The house achieves 85% (measured by weight) of recycled, reused and / or non-polluting materials.

Earthquake-Resistant Modular Shipping Container Home







Floor plans
About ARQtainer

ProjectCasa Liray
DesignARQtainer
Containers3x20 ft and 2x40 ft
Area115 m² (1240 ft²)
Project cost$75,000 USD
Building time3 month
LocationColina, Chile
Year2010





This earthquake-resistant modular shipping container home was made with three 20-foot and two 40-foot shipping containers. The customers wanted an earthquake-proof home at an affordable price, and architects were able to deliver a home design to suit client's needs using the shipping container as the structure. The earthquake-resistant modular shipping container home was built for about $75,000 USD in three months.

Three 20-foot containers have the kitchen and living room, while two 40-foot containers have the bathrooms and bedrooms.
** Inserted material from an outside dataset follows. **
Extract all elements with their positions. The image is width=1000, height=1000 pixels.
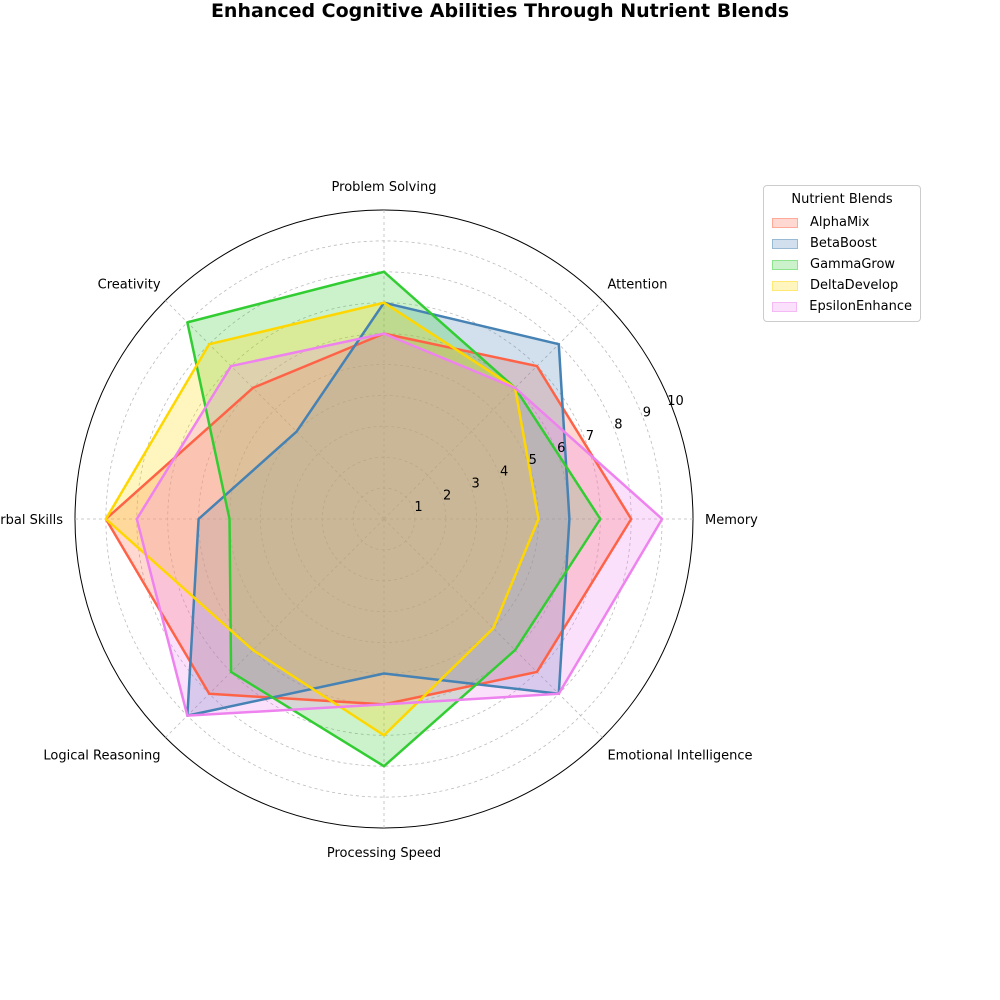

Original shipping container flooring was replaced with quality hardwood flooring. The builder insulated the ceiling and walls with spray-applied cellulose to avoid acoustic and thermal bridges, installed energy-efficient windows and then finished the interior.

Description from architects.

The project is created by the need of the client to build a house quickly, earthquake resistant and low cost, programmatically all set in 115 m². Maritime containers are chosen because these inherently present all these characteristics, because they have a strong structure, already defined modular spaces and mainly constructive speed due to the fact that a large part of their execution was developed in a workshop, being transferred with a good percentage of advance to the site, reducing auditory pollution and the impact generated by a construction site.

The work was located on a plot of 6775 m² and at its eastern end to maintain distance from the road and to obtain views towards the Andes mountain range, rising 55 cm above the ground level to give it more height and separate it from the soil. The lower space is used for installations.

Volumetrically it is defined by 5 shipping containers: two 40-foot containers that spatially house the private areas (bedrooms), plus three of 20 feet that contain the public spaces (living, dining room, kitchen) and the service, the articulation of these areas is made up of two spaces defined by attached structures, an access hall and a service patio, giving space and volumetric continuity to the house.

In order to respect the required square meters, the façade is set back in the bedroom area, adjusting it towards the corridor.




Taking advantage of the strong structure offered by the containers, a terrace was installed on the living and dining area to take advantage of the distant views and at the ends of the first level the pre-existing doors were used to structure the balconies.

Regarding the subject of insulation, walls and ceiling were isolated with cellulose wool, which has good thermal and acoustic characteristics of high efficiency. Thermopanels and cross vents also added to control heat in summer.